En la clara superioridad que finalmente Los infiltrados impuso por sobre Babel –la perdedora de la ceremonia, si se exceptúa el Oscar a Gustavo Santaolalla, el único de los siete que la película de González Iñárritu supo conseguir– hay que contabilizar no sólo los premios al guión adaptado (William Monahan) y al montaje (la fiel Thelma Schoonmaker). Aunque no se llevaron ninguna estatuilla también hay que considerar el despliegue de estrellas, a la manera de una verdadera superproducción, con que cuenta The Departed: DiCaprio, Damon, Jack Nicholson, Martin Sheen, Mark Wahlberg, Alec Baldwin. No por nada Scorsese se acordó de agradecerles a todos y a cada uno de ellos.

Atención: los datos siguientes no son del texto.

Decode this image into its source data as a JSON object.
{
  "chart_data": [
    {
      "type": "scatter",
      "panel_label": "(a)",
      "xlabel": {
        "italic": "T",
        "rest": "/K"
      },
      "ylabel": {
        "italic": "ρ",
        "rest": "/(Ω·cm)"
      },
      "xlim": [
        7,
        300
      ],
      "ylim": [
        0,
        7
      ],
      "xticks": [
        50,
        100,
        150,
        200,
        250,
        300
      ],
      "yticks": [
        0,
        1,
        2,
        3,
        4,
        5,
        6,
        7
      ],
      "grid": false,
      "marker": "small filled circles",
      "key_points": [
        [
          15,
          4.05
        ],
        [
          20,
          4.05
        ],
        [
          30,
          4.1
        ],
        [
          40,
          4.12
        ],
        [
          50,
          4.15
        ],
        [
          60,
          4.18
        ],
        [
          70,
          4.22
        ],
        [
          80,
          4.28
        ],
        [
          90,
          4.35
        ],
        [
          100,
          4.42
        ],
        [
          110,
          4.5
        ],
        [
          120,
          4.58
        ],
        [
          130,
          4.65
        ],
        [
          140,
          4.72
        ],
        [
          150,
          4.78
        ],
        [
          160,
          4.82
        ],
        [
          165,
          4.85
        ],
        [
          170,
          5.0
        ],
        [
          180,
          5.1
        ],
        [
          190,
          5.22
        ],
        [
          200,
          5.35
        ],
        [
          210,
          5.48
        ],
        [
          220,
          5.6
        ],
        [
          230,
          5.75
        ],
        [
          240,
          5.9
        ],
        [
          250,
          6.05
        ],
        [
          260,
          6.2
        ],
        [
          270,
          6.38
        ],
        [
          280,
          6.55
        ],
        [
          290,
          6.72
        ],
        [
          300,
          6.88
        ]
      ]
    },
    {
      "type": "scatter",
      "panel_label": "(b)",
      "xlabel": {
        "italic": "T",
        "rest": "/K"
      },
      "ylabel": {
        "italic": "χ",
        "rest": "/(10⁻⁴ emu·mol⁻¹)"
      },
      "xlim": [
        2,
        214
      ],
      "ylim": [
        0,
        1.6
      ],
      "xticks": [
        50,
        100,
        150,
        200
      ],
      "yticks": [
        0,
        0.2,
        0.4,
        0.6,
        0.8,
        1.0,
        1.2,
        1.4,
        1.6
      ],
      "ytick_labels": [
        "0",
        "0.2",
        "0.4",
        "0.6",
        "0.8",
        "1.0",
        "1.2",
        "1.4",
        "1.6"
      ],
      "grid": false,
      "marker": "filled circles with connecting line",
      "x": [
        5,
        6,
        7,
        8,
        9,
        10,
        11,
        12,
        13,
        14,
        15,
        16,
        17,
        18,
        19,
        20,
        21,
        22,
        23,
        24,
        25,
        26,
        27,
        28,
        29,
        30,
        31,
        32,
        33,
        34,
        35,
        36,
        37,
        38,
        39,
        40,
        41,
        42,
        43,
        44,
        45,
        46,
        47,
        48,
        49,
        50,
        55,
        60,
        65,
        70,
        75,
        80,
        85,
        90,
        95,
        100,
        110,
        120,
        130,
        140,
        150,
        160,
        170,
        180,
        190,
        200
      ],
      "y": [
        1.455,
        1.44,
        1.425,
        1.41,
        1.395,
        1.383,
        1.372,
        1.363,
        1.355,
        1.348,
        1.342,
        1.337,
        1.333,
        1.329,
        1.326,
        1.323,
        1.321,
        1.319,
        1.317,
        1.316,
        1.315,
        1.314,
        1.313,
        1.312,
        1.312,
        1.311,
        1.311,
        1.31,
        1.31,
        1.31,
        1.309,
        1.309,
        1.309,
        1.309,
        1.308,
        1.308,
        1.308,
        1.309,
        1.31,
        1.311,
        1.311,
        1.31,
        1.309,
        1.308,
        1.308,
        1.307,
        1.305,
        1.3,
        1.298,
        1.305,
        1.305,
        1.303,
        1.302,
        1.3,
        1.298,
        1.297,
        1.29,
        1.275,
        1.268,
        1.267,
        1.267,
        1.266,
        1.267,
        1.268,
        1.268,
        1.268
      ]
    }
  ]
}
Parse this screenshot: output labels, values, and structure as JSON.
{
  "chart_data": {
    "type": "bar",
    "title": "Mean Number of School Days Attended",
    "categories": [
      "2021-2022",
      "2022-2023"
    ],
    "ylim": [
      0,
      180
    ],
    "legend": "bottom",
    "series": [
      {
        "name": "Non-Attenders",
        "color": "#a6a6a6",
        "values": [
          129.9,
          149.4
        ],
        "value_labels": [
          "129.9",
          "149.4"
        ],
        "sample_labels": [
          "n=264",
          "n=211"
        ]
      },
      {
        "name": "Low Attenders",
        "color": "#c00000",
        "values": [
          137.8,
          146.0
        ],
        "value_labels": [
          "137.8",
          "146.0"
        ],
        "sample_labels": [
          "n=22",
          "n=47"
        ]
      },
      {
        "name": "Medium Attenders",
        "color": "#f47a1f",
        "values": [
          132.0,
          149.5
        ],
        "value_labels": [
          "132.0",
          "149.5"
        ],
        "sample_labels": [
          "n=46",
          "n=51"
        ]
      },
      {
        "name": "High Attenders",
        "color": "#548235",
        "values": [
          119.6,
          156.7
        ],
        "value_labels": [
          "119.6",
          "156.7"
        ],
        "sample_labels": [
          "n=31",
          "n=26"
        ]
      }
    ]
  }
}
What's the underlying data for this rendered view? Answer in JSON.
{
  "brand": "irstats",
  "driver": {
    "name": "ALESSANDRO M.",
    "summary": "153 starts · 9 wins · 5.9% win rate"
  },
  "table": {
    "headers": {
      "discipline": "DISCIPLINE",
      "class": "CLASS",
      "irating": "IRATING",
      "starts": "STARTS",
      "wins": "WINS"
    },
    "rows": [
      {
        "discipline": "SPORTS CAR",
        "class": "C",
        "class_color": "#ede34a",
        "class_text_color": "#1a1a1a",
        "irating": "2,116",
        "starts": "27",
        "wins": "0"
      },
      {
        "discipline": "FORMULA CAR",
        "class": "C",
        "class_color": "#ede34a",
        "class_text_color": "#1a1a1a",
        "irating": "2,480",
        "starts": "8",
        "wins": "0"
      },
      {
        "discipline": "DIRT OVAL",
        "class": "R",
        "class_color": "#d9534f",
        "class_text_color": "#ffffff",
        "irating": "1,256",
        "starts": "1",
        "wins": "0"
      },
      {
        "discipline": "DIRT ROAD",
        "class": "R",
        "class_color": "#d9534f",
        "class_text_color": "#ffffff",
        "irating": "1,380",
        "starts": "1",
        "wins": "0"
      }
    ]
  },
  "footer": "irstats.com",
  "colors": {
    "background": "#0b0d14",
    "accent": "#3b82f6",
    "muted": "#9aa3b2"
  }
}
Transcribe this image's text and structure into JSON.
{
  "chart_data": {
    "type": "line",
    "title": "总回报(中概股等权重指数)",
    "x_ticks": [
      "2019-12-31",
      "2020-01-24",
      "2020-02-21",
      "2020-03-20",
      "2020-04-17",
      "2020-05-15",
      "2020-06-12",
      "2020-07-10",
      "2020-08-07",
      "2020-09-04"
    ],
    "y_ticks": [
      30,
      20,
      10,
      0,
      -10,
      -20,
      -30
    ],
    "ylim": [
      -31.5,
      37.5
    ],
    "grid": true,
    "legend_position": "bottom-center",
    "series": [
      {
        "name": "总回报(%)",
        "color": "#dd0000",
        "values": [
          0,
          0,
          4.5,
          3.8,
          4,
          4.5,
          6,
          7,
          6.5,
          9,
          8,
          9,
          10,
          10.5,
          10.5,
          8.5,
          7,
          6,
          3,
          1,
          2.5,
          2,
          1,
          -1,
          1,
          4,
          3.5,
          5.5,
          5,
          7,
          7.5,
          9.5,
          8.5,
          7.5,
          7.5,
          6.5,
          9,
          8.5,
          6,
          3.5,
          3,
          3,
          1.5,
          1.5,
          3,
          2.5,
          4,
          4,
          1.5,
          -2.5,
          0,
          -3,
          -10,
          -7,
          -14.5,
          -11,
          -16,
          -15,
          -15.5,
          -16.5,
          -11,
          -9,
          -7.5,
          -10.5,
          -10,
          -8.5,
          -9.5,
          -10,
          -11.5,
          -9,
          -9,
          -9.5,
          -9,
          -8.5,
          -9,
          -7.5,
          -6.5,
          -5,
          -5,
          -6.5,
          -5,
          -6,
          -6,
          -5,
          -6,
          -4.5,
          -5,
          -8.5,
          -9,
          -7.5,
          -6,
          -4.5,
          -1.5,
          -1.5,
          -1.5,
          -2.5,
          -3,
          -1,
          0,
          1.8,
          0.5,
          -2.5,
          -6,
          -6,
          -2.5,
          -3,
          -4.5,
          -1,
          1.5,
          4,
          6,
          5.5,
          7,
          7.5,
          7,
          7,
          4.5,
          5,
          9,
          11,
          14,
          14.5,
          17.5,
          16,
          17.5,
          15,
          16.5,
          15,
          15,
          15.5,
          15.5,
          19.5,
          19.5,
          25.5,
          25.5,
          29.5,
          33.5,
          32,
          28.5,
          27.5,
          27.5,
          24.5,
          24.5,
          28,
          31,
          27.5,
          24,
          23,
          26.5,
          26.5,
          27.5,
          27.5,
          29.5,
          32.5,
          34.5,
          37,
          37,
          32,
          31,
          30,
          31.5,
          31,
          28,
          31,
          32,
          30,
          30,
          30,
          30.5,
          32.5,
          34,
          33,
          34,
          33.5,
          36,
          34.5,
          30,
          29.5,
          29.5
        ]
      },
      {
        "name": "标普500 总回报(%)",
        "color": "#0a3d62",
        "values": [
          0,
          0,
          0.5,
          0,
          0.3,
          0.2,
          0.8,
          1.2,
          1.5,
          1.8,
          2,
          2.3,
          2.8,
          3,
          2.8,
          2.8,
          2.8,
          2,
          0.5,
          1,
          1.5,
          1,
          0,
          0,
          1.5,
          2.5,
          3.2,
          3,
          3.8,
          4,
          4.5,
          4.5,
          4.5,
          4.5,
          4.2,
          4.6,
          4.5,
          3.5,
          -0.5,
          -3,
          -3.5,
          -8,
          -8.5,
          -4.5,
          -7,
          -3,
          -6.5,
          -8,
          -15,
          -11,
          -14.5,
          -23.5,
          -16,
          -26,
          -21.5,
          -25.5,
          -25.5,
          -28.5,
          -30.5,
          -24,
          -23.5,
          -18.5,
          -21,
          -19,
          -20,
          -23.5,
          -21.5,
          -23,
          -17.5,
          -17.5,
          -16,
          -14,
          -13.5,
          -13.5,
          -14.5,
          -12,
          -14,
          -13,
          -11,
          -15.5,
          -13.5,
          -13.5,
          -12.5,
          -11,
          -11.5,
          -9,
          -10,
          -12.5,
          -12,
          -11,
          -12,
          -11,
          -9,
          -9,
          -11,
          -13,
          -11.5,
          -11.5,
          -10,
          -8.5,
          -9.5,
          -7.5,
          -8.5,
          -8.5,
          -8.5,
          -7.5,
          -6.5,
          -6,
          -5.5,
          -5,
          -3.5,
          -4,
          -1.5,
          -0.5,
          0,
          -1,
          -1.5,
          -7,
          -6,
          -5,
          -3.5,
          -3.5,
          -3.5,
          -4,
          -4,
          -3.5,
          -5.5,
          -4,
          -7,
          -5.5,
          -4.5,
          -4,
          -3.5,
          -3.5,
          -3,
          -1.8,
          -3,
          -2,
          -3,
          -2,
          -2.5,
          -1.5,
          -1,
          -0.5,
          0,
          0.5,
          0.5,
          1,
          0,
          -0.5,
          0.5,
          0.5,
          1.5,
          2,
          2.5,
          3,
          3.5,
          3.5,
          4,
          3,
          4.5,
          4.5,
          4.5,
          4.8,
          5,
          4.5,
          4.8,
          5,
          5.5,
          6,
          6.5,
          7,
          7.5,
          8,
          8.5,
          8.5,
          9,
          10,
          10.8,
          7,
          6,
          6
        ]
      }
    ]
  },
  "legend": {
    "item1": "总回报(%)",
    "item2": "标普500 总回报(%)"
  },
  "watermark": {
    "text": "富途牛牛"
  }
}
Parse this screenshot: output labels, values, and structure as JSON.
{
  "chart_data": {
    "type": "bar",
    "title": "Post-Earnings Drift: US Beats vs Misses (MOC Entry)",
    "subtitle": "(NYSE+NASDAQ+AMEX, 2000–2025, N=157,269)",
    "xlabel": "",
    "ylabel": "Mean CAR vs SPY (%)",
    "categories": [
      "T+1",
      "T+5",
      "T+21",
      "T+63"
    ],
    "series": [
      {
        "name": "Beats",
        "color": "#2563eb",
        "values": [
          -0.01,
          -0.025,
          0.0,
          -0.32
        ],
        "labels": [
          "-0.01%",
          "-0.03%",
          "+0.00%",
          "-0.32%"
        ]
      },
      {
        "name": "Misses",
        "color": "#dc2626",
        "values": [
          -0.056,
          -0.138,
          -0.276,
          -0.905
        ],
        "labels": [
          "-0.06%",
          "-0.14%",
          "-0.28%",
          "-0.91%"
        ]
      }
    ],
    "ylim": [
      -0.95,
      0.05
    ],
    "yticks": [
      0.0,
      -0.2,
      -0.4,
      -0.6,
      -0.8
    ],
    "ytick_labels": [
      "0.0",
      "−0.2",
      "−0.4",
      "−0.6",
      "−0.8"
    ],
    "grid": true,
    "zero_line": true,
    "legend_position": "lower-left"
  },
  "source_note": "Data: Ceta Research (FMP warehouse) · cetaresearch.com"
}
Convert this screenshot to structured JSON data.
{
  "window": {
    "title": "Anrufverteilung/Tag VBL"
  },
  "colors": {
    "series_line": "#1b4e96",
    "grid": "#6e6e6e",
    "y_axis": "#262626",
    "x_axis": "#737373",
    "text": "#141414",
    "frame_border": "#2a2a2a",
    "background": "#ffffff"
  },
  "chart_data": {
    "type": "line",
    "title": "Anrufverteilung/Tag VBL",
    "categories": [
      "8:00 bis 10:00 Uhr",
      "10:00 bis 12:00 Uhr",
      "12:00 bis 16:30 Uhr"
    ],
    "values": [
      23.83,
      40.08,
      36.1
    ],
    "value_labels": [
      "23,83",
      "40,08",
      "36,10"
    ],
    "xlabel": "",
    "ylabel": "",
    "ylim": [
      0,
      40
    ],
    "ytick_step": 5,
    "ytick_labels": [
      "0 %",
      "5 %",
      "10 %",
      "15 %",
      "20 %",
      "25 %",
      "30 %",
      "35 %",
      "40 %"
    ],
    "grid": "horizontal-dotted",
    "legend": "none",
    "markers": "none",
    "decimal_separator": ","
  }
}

Esos nombres, por supuesto, también pesaron para desplazar en la consideración de los académicos a Cartas desde Iwo Jima, el excelente film de Clint Eastwood, hablado en japonés y rodado desde el punto de vista de quien fuera el enemigo, todo lo cual le debe haber pesado en contra, como para que apenas pudiera recoger un premio técnico (edición de sonido). A su vez, Helen Mirren por La reina y Forest Whitaker por El último rey de Escocia –mejor actor y actriz respectivamente– cumplieron con las casas de apuestas, que los daban como favoritos. No fue el caso precisamente de Soñadoras-Dreamgirls, que perdió donde tenía todas las de ganar, en el rubro mejor canción. Allí había logrado colocar tres temas sobre cinco, pero el Oscar fue a parar a “I Need to Wake Up”, del documental La verdad incómoda, de Al Gore, en lo que puede ser considerada la noche de su relanzamiento como candidato presidencial.
Otra sorpresa fue que la racha de premios técnicos que venía acaparando El laberinto del fauno, del mexicano Guillermo Del Toro, hacía prever su consagración como mejor película en idioma no inglés, estatuilla que finalmente fue a manos del film alemán La vida de los otros, con lo cual la tan mentada “Banda Latina” se quedó sin ninguno de los lauros mayores. A su vez, el Oscar honorario a Ennio Morricone debió haber ido acompañado de otra estatuilla al mejor traductor, para Clint Eastwood. Cuando el compositor italiano decidió, arriba del escenario, dar un largo discurso de agradecimiento en su lengua natal, para el pasmo de los organizadores y de la platea, que miraba preocupada, Clint, con su habitual elegancia y sangre fría, anunció: “Les voy a contar lo que está diciendo”. Y se dedicó a traducir impecablemente del italiano al inglés, recordando seguramente sus buenos viejos tiempos del spaghetti western, de la mano de Sergio Leone. Fue un momento especial, de los que hubo muy pocos en la noche del domingo.